The Fair Housing Act was passed in 1968 as an extension to the historic Civil Rights Act of 1964 and originally protected renters from discrimination based on race, color, religion, and national origin. Since that time, the act has been expanded to include discrimination based on disabilities, gender, and families with children.
Some of these may seem to be straightforward, but more than 170,000 cases of Fair Housing Act violations were filed between 2000 and 2016 with nearly 32,000 cases being reported as “no reasonable cause,” over 49,000 cases being race related and an astonishing almost-70,000 being cases filed on a disability basis.
And since HUD has increased the amount of fines for violations of the Fair Housing Act, property managers and landlords should be well-informed when it comes to advertising, screening, and renting potential tenants. One thing to note: HUD reports that this Act applies to all property managers, landlords, and financing institutions but “in very limited circumstances, the Act exempts owner-occupied buildings with no more than four units, single-family houses sold or rented by the owner without the use of an agent, and housing operated by religious organizations and private clubs that limit occupancy to members.”
It’s important for you to research on your own and familiarize yourself with the regulations within the Act. Meanwhile, here are some tips to help you avoid Fair Housing Act violations.
Watch Your Advertising
While you may want to make your listing as appealing as possible, be careful that you don’t include things that could be legally construed as discriminatory. For example, by advertising that your unit is “walking distance to [shops/dining/etc.],” you could be unintentionally alienative those who are unable to walk.
Avoid Exclusionary Terms
It’s tempting – even sometimes suggested – that property listings be as personal as possible but this can be difficult when trying to advertise with the Fair Housing Act in mind. As a rule, don’t use exclusionary words like “no” or “only” unless these are related to law enforcement such as, “No drugs.” Other words and phrases that could be misinterpreted are things like, “perfect for retirees,” “exclusive,” and “safe,” as these terms could be construed as a preference of a certain race, class, or age.
Describe the Property, Not the Tenants
When describing the unit and/or property, stick to the facts: number of bedrooms and bathrooms, amenities, size, etc. but not the potential renter or current tenants. For example, you clearly would not want to advertise the unit as being a “great family neighborhood,” even if it is.
Watch The Landmarks
While your unit may be most easily described as just across the street from the city’s most prominent Cathedral, it can be taken as a religious affront to use spiritual buildings or any other landmarks that might isolate a prospective tenant due to race, age, religion, or gender.
Be Mindful of Your Words
When a prospective buyer shows interest in a property and the owner, real estate agent, or property manager uses language that will discourage or encourage them from renting, this is known as steering.

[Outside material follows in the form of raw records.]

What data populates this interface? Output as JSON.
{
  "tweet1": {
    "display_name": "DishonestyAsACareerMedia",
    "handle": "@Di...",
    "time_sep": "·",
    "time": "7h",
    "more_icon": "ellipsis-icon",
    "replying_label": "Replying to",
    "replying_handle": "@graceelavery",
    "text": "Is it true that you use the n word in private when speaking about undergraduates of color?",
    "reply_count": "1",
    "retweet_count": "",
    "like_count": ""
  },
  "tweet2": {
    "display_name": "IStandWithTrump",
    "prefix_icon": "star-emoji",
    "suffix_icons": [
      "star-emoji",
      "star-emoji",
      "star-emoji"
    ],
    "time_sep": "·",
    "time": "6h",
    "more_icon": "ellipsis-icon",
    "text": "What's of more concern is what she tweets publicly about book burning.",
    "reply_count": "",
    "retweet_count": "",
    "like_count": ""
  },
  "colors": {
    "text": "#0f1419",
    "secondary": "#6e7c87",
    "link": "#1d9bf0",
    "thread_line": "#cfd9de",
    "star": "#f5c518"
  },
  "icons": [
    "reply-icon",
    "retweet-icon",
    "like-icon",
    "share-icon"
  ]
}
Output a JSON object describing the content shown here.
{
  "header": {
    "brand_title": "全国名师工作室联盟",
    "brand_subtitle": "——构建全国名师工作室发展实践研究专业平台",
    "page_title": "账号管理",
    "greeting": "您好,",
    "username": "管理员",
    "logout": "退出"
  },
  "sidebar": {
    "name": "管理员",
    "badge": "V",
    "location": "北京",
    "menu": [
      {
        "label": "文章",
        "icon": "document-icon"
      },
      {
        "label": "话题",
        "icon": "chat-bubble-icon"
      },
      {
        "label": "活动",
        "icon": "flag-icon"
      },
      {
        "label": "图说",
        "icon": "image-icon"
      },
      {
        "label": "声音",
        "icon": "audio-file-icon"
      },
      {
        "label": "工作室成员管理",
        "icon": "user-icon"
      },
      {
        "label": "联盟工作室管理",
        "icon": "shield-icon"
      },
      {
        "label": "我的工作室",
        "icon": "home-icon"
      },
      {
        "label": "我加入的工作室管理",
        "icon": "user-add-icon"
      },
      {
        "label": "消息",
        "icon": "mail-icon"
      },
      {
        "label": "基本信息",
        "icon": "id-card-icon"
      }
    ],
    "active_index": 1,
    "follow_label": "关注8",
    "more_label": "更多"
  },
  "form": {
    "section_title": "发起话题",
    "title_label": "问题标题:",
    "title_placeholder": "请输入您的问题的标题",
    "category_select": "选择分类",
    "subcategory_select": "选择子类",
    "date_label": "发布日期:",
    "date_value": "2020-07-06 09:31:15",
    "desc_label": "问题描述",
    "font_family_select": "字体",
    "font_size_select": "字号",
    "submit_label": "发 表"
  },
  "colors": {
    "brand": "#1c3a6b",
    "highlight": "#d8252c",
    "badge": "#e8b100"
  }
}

Your intentions may be wholesome when you tell a potential Asian tenant that there are other Asians renting on the property but this is an example of steering.
Don’t Anticipate Their Needs
You might mean well by feeling the prospective buyer will be ill-suited for the environment but this is not your decision. They will be able to do the necessary checks and decisions to make a determination if they will the neighborhood, bear in mind that any language or action that would influence their choice to buy or not buy can be considered steering. Just keep the conversation factual.
Don’t Assume Anything About Disabilities
Don’t Exclude Units
If you have a potential buyer comes to view the property and they come with a wheelchair, don’t assume they won’t be able or willing to have a unit on another floor.
Treat such an applicant the way you would anyone else and recognize they will likely let you know if they need any special accommodations or considerations. If they ask you about these things, you can explain units that may be more suited to their needs. It could be their wheelchair is a temporary situation so wait for them to offer the information.
While it may seem practical to say a certain area is prohibited to children, a more responsible way to phrase it would be to indicate the area should not be enjoyed by anyone under a certain age without adult supervision. Avoid making blanket statements about a certain class.
No Pets Doesn’t Include Service Animals
If you have a pet policy that limits the size or type of animals permitted or or a no-pet policy, be aware that a lawsuit can be filed against you for not allowing a person with a service animal to rent. In 2014, a Florida tenant filed a disability descrimination suit and was awarded $5,000 in damages plus more than $100,000 because he was ordered to leave his unit due to his having an Emotional Support Animal (ESA) for his Post Traumatic Stress Disorder.
In the end, the best way to avoid any violations of the Fair Housing Act is to avoid doing or saying anything that might persuade or dissuade a prospective tenant. Even if, upon meeting them face-to-face, you draw up unfavorable personal conclusions, you may be surprised.